Politik : Eichel stellt sich an die Seite der Kassen – gegen Schmidt

Minister: Einsparungen durch Gesundheitsreform zuerst für Schuldenabbau nutzen/ Auch Joschka Fischer für Bürgerversicherung

A. Sirleschtov/C. Eubel/F. wisdorff

Berlin. In den Streit um die Senkung der Beiträge der gesetzlichen Krankenkassen hat sich nun auch Finanzminister Hans Eichel (SPD) eingeschaltet. Im Gegensatz zu Sozialministerin Ulla Schmidt (SPD) will Eichel eine Verzögerung beim Schuldenabbau der Krankenkassen zugunsten der Beitragssenkung nicht zulassen. Eine zeitliche Streckung der Defizittilgung „ist nicht im Sinne des deutschen Stabilitätsprogramms“, sagte ein Sprecher des Ministers dem Tagesspiegel am Donnerstag.
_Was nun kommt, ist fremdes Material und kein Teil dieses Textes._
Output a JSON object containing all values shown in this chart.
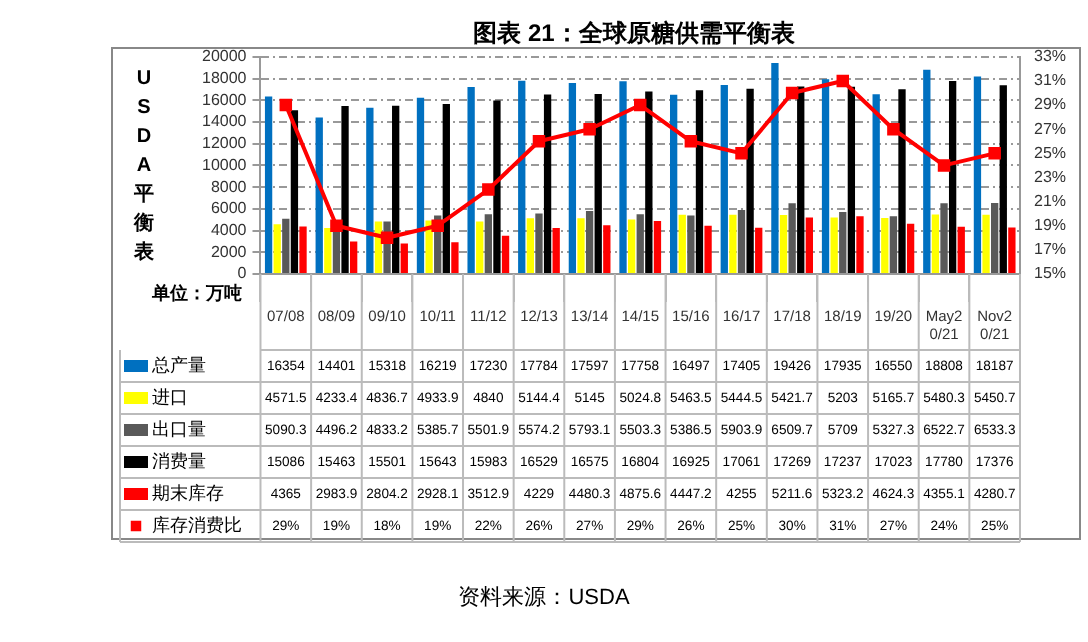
{
  "chart_data": {
    "type": "bar",
    "title": "图表 21：全球原糖供需平衡表",
    "ylabel": "USDA平衡表",
    "categories": [
      "07/08",
      "08/09",
      "09/10",
      "10/11",
      "11/12",
      "12/13",
      "13/14",
      "14/15",
      "15/16",
      "16/17",
      "17/18",
      "18/19",
      "19/20",
      "May20/21",
      "Nov20/21"
    ],
    "series": [
      {
        "name": "总产量",
        "color": "#0070c0",
        "values": [
          16354,
          14401,
          15318,
          16219,
          17230,
          17784,
          17597,
          17758,
          16497,
          17405,
          19426,
          17935,
          16550,
          18808,
          18187
        ]
      },
      {
        "name": "进口",
        "color": "#ffff00",
        "values": [
          4571.5,
          4233.4,
          4836.7,
          4933.9,
          4840,
          5144.4,
          5145,
          5024.8,
          5463.5,
          5444.5,
          5421.7,
          5203,
          5165.7,
          5480.3,
          5450.7
        ]
      },
      {
        "name": "出口量",
        "color": "#595959",
        "values": [
          5090.3,
          4496.2,
          4833.2,
          5385.7,
          5501.9,
          5574.2,
          5793.1,
          5503.3,
          5386.5,
          5903.9,
          6509.7,
          5709,
          5327.3,
          6522.7,
          6533.3
        ]
      },
      {
        "name": "消费量",
        "color": "#000000",
        "values": [
          15086,
          15463,
          15501,
          15643,
          15983,
          16529,
          16575,
          16804,
          16925,
          17061,
          17269,
          17237,
          17023,
          17780,
          17376
        ]
      },
      {
        "name": "期末库存",
        "color": "#ff0000",
        "values": [
          4365,
          2983.9,
          2804.2,
          2928.1,
          3512.9,
          4229,
          4480.3,
          4875.6,
          4447.2,
          4255,
          5211.6,
          5323.2,
          4624.3,
          4355.1,
          4280.7
        ]
      },
      {
        "name": "库存消费比",
        "type": "line",
        "axis": "y2",
        "color": "#ff0000",
        "marker": "square",
        "line_style": "solid",
        "values": [
          29,
          19,
          18,
          19,
          22,
          26,
          27,
          29,
          26,
          25,
          30,
          31,
          27,
          24,
          25
        ],
        "value_labels": [
          "29%",
          "19%",
          "18%",
          "19%",
          "22%",
          "26%",
          "27%",
          "29%",
          "26%",
          "25%",
          "30%",
          "31%",
          "27%",
          "24%",
          "25%"
        ]
      }
    ],
    "ylim": [
      0,
      20000
    ],
    "yticks": [
      0,
      2000,
      4000,
      6000,
      8000,
      10000,
      12000,
      14000,
      16000,
      18000,
      20000
    ],
    "y2lim": [
      15,
      33
    ],
    "y2ticks": [
      {
        "value": 15,
        "label": "15%"
      },
      {
        "value": 17,
        "label": "17%"
      },
      {
        "value": 19,
        "label": "19%"
      },
      {
        "value": 21,
        "label": "21%"
      },
      {
        "value": 23,
        "label": "23%"
      },
      {
        "value": 25,
        "label": "25%"
      },
      {
        "value": 27,
        "label": "27%"
      },
      {
        "value": 29,
        "label": "29%"
      },
      {
        "value": 31,
        "label": "31%"
      },
      {
        "value": 33,
        "label": "33%"
      }
    ],
    "grid": "y",
    "legend": "bottom",
    "data_labels": true,
    "annotations": [
      "单位：万吨",
      "资料来源：USDA"
    ]
  }
}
In dem Programm, das die Bundesregierung im Dezember 2002 der Brüsseler EU-Kommission vorgelegt hat, sei eine Verschuldung der Sozialversicherungen ab 2004 „nicht mehr vorgesehen“. Ohne positiven Saldo der Sozialversicherungen wäre die Einhaltung der Maastricht-Verträge gefährdet. Die EU-Kommission wollte sich nicht dazu äußern. „Alles, was uns interessiert, ist die gesamte Neuverschuldung, und ob diese über drei Prozent des Bruttoinlandsproduktes liegt“, sagte der Sprecher von Währungskommissar Pedro Solbes dem Tagesspiegel.

Die Gefährdung der Maastricht-Verträge wollen Schmidt und der Unions-Experte Horst Seehofer offenbar in Kauf nehmen. Von den zehn Milliarden Euro Einsparvolumen aus der Reform im nächsten Jahr, sagte Seehofer, sollen die Versicherungen nur drei Milliarden zum Schuldenabbau und den Rest für niedrigere Beitragssätze einsetzen. Laut Seehofer könnten so die Beiträge der Versicherten 2004 von durchschnittlich 14,3 auf 13,6 Prozent und 2006 auf 13 Prozent sinken.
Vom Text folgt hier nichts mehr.